First Advisor's Name

Heather Andrade

First Advisor's Committee Title

Committee Chair

Second Advisor's Name

Tometro Hopkins

Third Advisor's Name

Carmela McIntire

Date of Defense

7-20-2004

Abstract

The purpose of this research was to examine a classic text - DuBose Heyward's Porgy (1925) - associated with Southern Literature in relation to its connections to the Gullah culture and language. Close critical scrutiny was made of the 1925 text, two early manuscripts, manuscript fragments, revisions, research notes, and other personal papers from Heyward's estate.

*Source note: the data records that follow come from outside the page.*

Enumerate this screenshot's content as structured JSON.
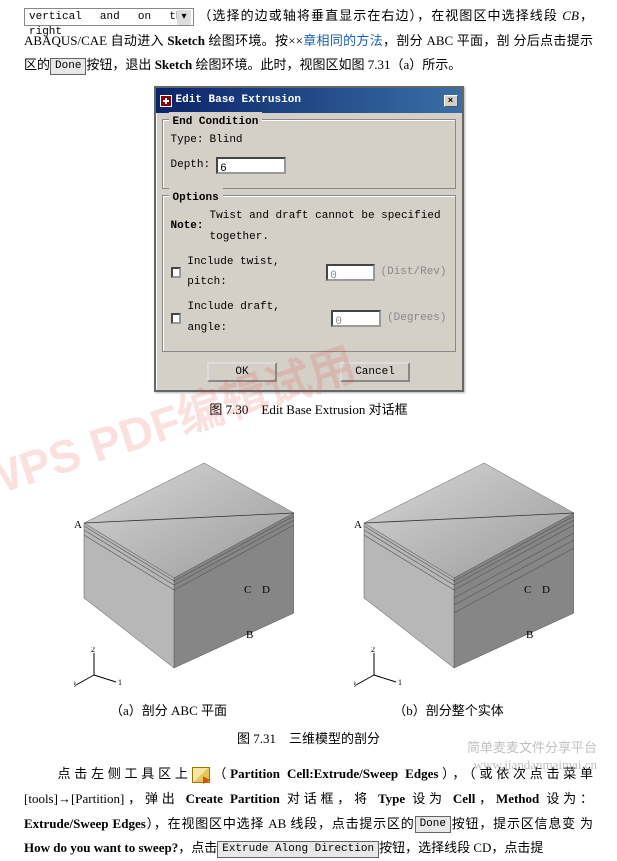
{
  "top": {
    "dropdown_value": "vertical and on the right",
    "line1_a": "（选择的边或轴将垂直显示在右边），在视图区中选择线段",
    "cb": "CB",
    "line2_a": "，ABAQUS/CAE 自动进入 ",
    "sketch": "Sketch",
    "line2_b": " 绘图环境。按××",
    "link": "章相同的方法",
    "line2_c": "，剖分 ABC 平面，剖",
    "line3_a": "分后点击提示区的",
    "done_btn": "Done",
    "line3_b": "按钮，退出 ",
    "line3_c": " 绘图环境。此时，视图区如图 7.31（a）所示。"
  },
  "dialog": {
    "title": "Edit Base Extrusion",
    "close": "×",
    "group1": "End Condition",
    "type_label": "Type:",
    "type_value": "Blind",
    "depth_label": "Depth:",
    "depth_value": "6",
    "group2": "Options",
    "note_label": "Note:",
    "note_text": "Twist and draft cannot be specified together.",
    "twist_label": "Include twist, pitch:",
    "twist_value": "0",
    "twist_unit": "(Dist/Rev)",
    "draft_label": "Include draft, angle:",
    "draft_value": "0",
    "draft_unit": "(Degrees)",
    "ok": "OK",
    "cancel": "Cancel"
  },
  "captions": {
    "c730": "图 7.30　Edit Base Extrusion 对话框",
    "sub_a": "（a）剖分 ABC 平面",
    "sub_b": "（b）剖分整个实体",
    "c731": "图 7.31　三维模型的剖分"
  },
  "fig": {
    "labels": [
      "A",
      "B",
      "C",
      "D"
    ],
    "axis": [
      "1",
      "2",
      "3"
    ]
  },
  "bottom": {
    "p1_a": "　　点击左侧工具区上",
    "p1_b": "（",
    "tool_bold": "Partition Cell:Extrude/Sweep Edges",
    "p1_c": "），（或依次点击菜单",
    "p2_a": "[tools]→[Partition]，弹出 ",
    "create_part": "Create Partition",
    "p2_b": " 对话框，将 ",
    "type": "Type",
    "p2_c": " 设为 ",
    "cell": "Cell",
    "p2_d": "，",
    "method": "Method",
    "p2_e": " 设为：",
    "extrude_bold": "Extrude/Sweep Edges",
    "p3_a": "），在视图区中选择 AB 线段，点击提示区的",
    "p3_b": "按钮，提示区信息变",
    "p4_a": "为 ",
    "how_sweep": "How do you want to sweep?",
    "p4_b": "，点击",
    "extrude_btn": "Extrude Along Direction",
    "p4_c": "按钮，选择线段 CD，点击提"
  },
  "watermark": {
    "w1": "WPS PDF编辑试用",
    "w2a": "简单麦麦文件分享平台",
    "w2b": "www.jiandanmaimai.cn"
  }
}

Access to these papers helped establish his influences and motivations in writing Porgy.

Employing both linguistic and literary analyses, the findings establish the verisimilitude of Heyward's representation of the Gullah language, rhetorical patterns, culture, beliefs, and practices, linking Porgy to a Gullah literary tradition.

Examination of Heyward's life and times reveals why Porgy sits squarely within the early 20th Century literary genre, African American Literary Realism and thematically anticipates the Harlem Renaissance period. Breaking the mold of the "old South" minstrel-syle depictions of black life, Heyward portrayed the Gullah people with integrity and respect.